Le promontoire sur l'écore offrait un panorama majestueux, une vue imprenable sur la mer du nord s'étalant à l'infini, côtoyant les cieux jusqu'à la ligne d'horizon, inspirant à Hilde des désirs ivres d'évasion, insufflant à Käjya des ambitions plus grandes qu'elle-même, fantasques, irréalisables. Il était l’impassible gardien de la plage juché sur les hauteurs, patient observateur des caprices de l'océan, silencieux témoin de l'amitié qui liait ses deux protégées et dont la complexité était à venir, bien qu'au demeurant elle s'illustrait d'une innocence propre aux enfants. Et au-devant de lui, là où les barrières de bois couvertes de mousse et de pousses intrépides séparaient la terre du ciel, elles déposaient leur offrande nacrée, le palladium de leur rencontre. Empreint soit de rires :
« Tu racontes vraiment des bêtises, Hilde ! Mais tu as tellement d'imagination que ça reste toujours
drôle ! »
Soit de cris rageurs :
« Je te déteste ! Tout est de ta faute ! À cause de toi, on s'est fait gronder ! »
Soit de larmes :
« Je suis désolée, je voulais pas dire ça ! Je suis si désolée, Käjya ! »
Soit de joie :
« Regarde ! Une aurore boréale ! On a bien fait de rester éveillées ! »

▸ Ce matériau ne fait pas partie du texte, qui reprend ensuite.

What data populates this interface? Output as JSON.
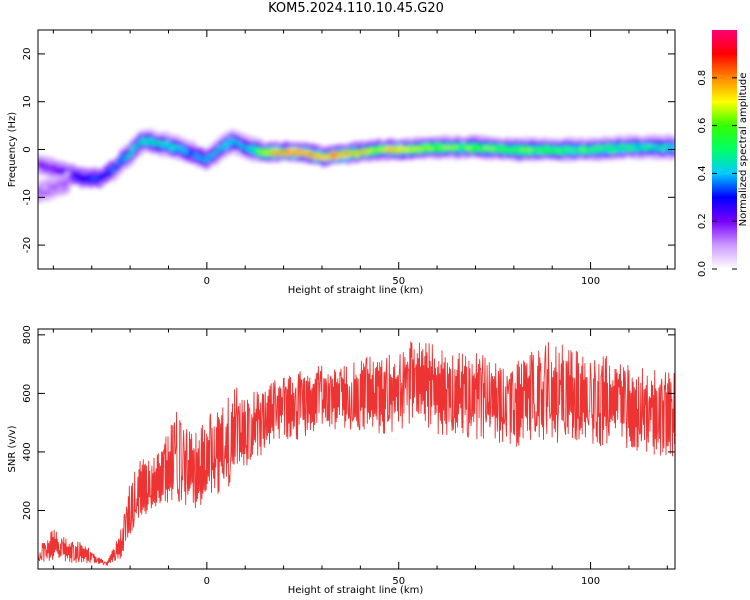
{
  "title": "KOM5.2024.110.10.45.G20",
  "chart_data": [
    {
      "type": "heatmap",
      "name": "spectrogram",
      "xlabel": "Height of straight line (km)",
      "ylabel": "Frequency (Hz)",
      "xlim": [
        -44,
        122
      ],
      "ylim": [
        -25,
        25
      ],
      "xticks": [
        0,
        50,
        100
      ],
      "yticks": [
        -20,
        -10,
        0,
        10,
        20
      ],
      "colorbar": {
        "label": "Normalized spectral amplitude",
        "range": [
          0,
          1
        ],
        "ticks": [
          "0.0",
          "0.2",
          "0.4",
          "0.6",
          "0.8"
        ],
        "colors": [
          "#ffffff",
          "#cc99ff",
          "#7700ff",
          "#0000ff",
          "#00ccff",
          "#00ff66",
          "#33ff00",
          "#ffff00",
          "#ff8800",
          "#ff0000",
          "#ff0077"
        ]
      },
      "ridge": {
        "x": [
          -44,
          -40,
          -36,
          -32,
          -28,
          -24,
          -22,
          -20,
          -18,
          -16,
          -14,
          -10,
          -6,
          -2,
          0,
          2,
          4,
          6,
          8,
          10,
          12,
          15,
          20,
          25,
          30,
          35,
          40,
          45,
          50,
          60,
          70,
          80,
          90,
          100,
          110,
          122
        ],
        "y": [
          -3,
          -4,
          -5,
          -6,
          -6,
          -4,
          -2,
          -1,
          1,
          2,
          1.5,
          1,
          0,
          -1.5,
          -2,
          -1,
          0.5,
          1.5,
          1.5,
          0.5,
          0,
          -0.5,
          -0.5,
          -0.5,
          -1.5,
          -1,
          -0.5,
          0,
          0,
          0.5,
          0.5,
          0,
          0,
          0,
          0.5,
          0.5
        ],
        "amplitude": [
          0.2,
          0.2,
          0.25,
          0.3,
          0.3,
          0.35,
          0.4,
          0.45,
          0.45,
          0.5,
          0.45,
          0.45,
          0.4,
          0.35,
          0.4,
          0.4,
          0.45,
          0.45,
          0.4,
          0.4,
          0.45,
          0.7,
          0.85,
          0.85,
          0.8,
          0.85,
          0.75,
          0.7,
          0.8,
          0.6,
          0.6,
          0.6,
          0.55,
          0.55,
          0.5,
          0.45
        ]
      },
      "secondary_ridge": {
        "x": [
          -44,
          -40,
          -36
        ],
        "y": [
          -9,
          -8,
          -7
        ],
        "amplitude": [
          0.15,
          0.15,
          0.15
        ]
      }
    },
    {
      "type": "line",
      "name": "snr",
      "xlabel": "Height of straight line (km)",
      "ylabel": "SNR (v/v)",
      "xlim": [
        -44,
        122
      ],
      "ylim": [
        0,
        820
      ],
      "xticks": [
        0,
        50,
        100
      ],
      "yticks": [
        200,
        400,
        600,
        800
      ],
      "color": "#ee3333",
      "envelope": {
        "x": [
          -44,
          -40,
          -36,
          -32,
          -28,
          -26,
          -24,
          -22,
          -20,
          -18,
          -16,
          -12,
          -8,
          -4,
          0,
          4,
          8,
          10,
          12,
          16,
          20,
          25,
          30,
          35,
          40,
          45,
          50,
          55,
          60,
          65,
          70,
          75,
          80,
          85,
          90,
          95,
          100,
          105,
          110,
          115,
          122
        ],
        "upper": [
          70,
          140,
          100,
          90,
          40,
          25,
          90,
          150,
          300,
          420,
          360,
          430,
          540,
          470,
          520,
          580,
          640,
          590,
          610,
          640,
          660,
          680,
          700,
          690,
          720,
          730,
          750,
          800,
          760,
          740,
          740,
          720,
          700,
          760,
          780,
          760,
          740,
          730,
          700,
          680,
          680
        ],
        "lower": [
          20,
          30,
          20,
          20,
          15,
          10,
          20,
          40,
          120,
          150,
          180,
          200,
          220,
          200,
          230,
          260,
          300,
          340,
          360,
          400,
          440,
          440,
          470,
          480,
          470,
          460,
          470,
          480,
          460,
          450,
          440,
          440,
          400,
          420,
          420,
          440,
          420,
          420,
          410,
          390,
          380
        ]
      }
    }
  ]
}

Soit d'un mélange de tout cela qu'elles dédiaient à la prospérité pour ne jamais oublier, ne jamais omettre une seule de ces secondes qui n'appartenaient qu'à elles, juste à elles.
Le vent s'était fait plus mordant, plus glacé sous les provocations silencieuses de l'hiver pressant. Käjya avait blotti ses jambes contre son sein, compromettant sa toilette brodée de lavandes pour un peu plus de chaleur, se blottissant davantage dans sa cape en flanelle cramoisie pour se dérober aux étreintes désagréables de la bise marine, s'arrachant aux lèvres apathiques de cette nymphe à la chevelure grise parsemée de flocons.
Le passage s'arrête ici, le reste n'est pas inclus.